The significance placed upon a woman’s fertility is often another key impediment to abstinence and condom use. Singlewomen must have children quickly to show fertility and “womb cleanliness” before a man will consider marrying them and men father children with multiple women to prove their masculinity and strength. Social maturity and respect for family are believed to be shown through having children—if a woman insists upon using condoms she would appear disrespectful. Yet, we are spending hundreds of millions of dollars to support a campaign telling her to do so.

Although changing these cultural norms might be a sustainable (very) long-term solution, and one that is slowly happening, it is not going to work overnight—and the process should certainly not be pushed by foreigners.

Figuring out a community’s sexual culture must be the first step in developing effective HIV interventions. A variety of social functions are played out through sexuality—we use it everywhere (including here in the United States) to regulate cultural rules about identity, procreation, property, relationships, and religion. An understanding of these complicated dimensions of sexuality is vital in designing an effective HIV policy. Prevention strategies should be based upon local context and involve the actual participation of community members—not only in implementing the prevention strategies but in designing them.

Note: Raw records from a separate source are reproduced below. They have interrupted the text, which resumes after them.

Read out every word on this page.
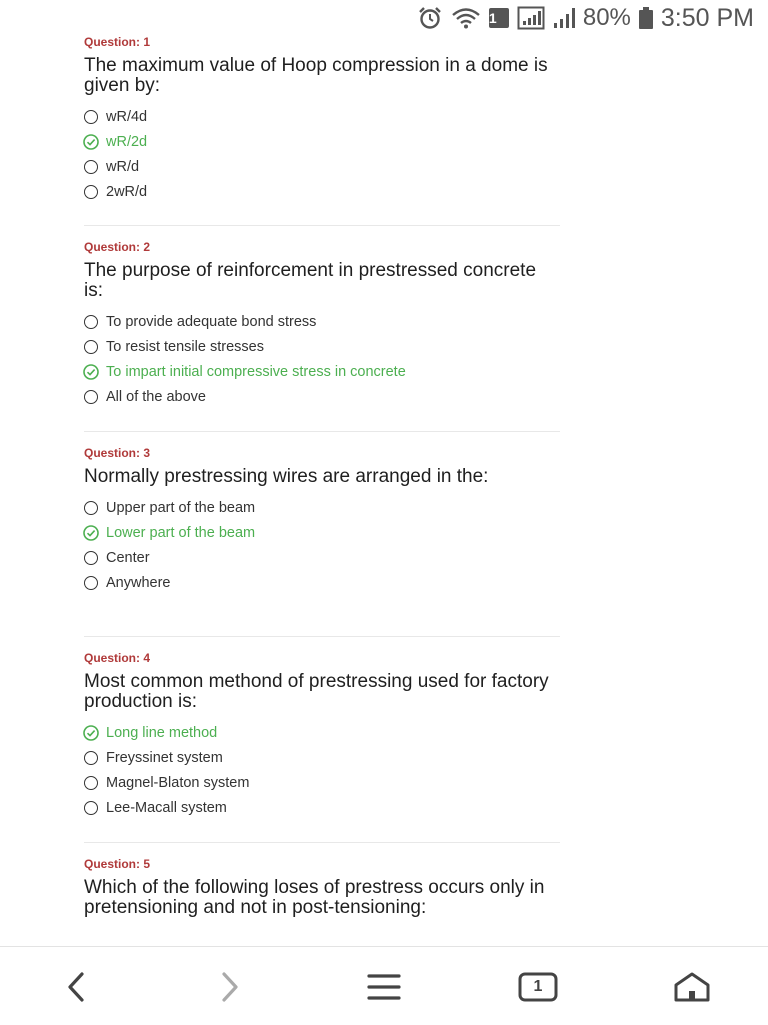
1	80% 3:50 PM
Question: 1
The maximum value of Hoop compression in a dome is given by:
wR/4d
wR/2d
wR/d
2wR/d
Question: 2
The purpose of reinforcement in prestressed concrete is:
To provide adequate bond stress
To resist tensile stresses
To impart initial compressive stress in concrete
All of the above
Question: 3
Normally prestressing wires are arranged in the:
Upper part of the beam
Lower part of the beam
Center
Anywhere
Question: 4
Most common methond of prestressing used for factory production is:
Long line method
Freyssinet system
Magnel-Blaton system
Lee-Macall system
Question: 5
Which of the following loses of prestress occurs only in pretensioning and not in post-tensioning:
1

Uganda, for example, is often seen as the “HIV success story” of Africa—a key difference between it and Botswana being the involvement of the community. Changing risky behaviors was, of course, central to Uganda’s success. Unlike in Botswana, Ugandans talked about altering their sexual behavior through personal channels. In addition, a higher percentage of Ugandans knew someone living with AIDS or who had died of AIDS. Alarm, advice, and awareness of the issue took root through discussions at the community-level, not some top-down public health campaign.

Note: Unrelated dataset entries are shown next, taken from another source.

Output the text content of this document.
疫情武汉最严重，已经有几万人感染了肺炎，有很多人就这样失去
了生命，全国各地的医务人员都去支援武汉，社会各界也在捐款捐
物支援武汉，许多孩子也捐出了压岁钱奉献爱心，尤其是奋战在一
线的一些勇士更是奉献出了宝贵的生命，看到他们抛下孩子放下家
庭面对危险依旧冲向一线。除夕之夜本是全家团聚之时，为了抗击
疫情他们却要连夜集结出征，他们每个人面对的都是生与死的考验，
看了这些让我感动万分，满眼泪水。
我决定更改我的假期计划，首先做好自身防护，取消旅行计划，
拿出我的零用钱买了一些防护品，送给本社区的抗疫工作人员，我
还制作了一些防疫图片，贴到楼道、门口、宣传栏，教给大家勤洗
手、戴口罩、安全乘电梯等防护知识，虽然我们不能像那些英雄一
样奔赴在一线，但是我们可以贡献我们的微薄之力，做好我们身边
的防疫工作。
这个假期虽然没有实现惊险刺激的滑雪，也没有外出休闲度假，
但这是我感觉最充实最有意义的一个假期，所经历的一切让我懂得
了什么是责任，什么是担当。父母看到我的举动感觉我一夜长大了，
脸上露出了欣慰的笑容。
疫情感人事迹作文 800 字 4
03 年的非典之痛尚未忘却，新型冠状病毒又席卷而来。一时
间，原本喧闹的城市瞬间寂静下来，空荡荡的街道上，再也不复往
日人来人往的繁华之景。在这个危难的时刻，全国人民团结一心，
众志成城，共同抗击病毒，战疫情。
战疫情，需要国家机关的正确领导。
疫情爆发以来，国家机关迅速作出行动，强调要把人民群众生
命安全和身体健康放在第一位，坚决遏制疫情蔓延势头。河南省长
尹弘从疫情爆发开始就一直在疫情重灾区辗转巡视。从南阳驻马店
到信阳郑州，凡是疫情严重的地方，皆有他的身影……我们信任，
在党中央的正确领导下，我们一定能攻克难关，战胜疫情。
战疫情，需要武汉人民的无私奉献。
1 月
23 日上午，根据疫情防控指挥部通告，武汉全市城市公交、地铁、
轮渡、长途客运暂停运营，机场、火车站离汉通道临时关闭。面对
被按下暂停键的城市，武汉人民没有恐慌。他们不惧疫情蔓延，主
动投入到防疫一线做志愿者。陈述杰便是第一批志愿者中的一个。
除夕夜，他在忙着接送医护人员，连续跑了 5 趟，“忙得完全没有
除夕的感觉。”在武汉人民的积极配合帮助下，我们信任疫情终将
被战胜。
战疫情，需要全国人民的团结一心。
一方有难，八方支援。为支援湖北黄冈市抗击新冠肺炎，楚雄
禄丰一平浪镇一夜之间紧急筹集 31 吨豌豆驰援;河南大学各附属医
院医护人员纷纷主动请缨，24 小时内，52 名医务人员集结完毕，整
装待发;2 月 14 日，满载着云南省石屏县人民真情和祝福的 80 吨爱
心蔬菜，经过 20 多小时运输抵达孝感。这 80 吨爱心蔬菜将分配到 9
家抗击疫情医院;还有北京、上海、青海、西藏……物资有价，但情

Who are we to appear with our expensive bag of solutions halfway across the world and tell everyone what their problems are, and how to fix them? The United States can help encourage, organize, and pay for (it wouldn’t be hard to redirect those PEPFAR funds!) local campaigns that identify the relevant beliefs and values within which potential solutions could be found. But the United States will never be able to able to change a culture—nor should it—through an untested, culturally irrelevant prevention campaign staffed by foreigners.


Julie Mellin is an editorial assistant at World Policy Journal.

[Photo courtesy of Flickr user JakeBrewer


Anonymous's picture
Redirecting PEPFAR funds

I commend the author on an honest opinion sparked from eye witness accounts of HIV in the context of a country and a culture. I agree that some of the solutions the author suggests are indeed durable in terms of generating an improvement of gender imbalance and other broad development issues. Gender imbalance is a known HIV risk factor, however I am apprehensive to assume the suggesting interventions will have the epidemiological impact of HIV incidence at the population-level which is needed in Botswana at this moment. At the risk of medicalizing the problem, we do have scientifically proven, within the context of Sub-Saharan Africa, interventions that deliver the population-level disruption of incidence that Botswana needs. Supporting the scale up and roll out safe male circumcision to assist the Government of Botswana in meeting the targets it has set for its nation is a good use of PEPFAR money. We have the evidence and mathematical models behind us; we know the prevention impact we can achieve with this program. Ensuring universal access to ART for PLWHA across Botswana at an earlier CD4 level has seen to drastically reduce incidence among the sexual partners of PLWHA (and this study was conducted in Botswana). Ensuring universal access and initiating ART at an earlier CD4 level is an expensive endeavor PEPFAR contributes to. Although I am not in disagreement with the author on the issues she suggests being critical, I feel suggesting PEPFAR money be redirected away from the biomedical interventions proven to have efficacy may be self-defeating in the long run.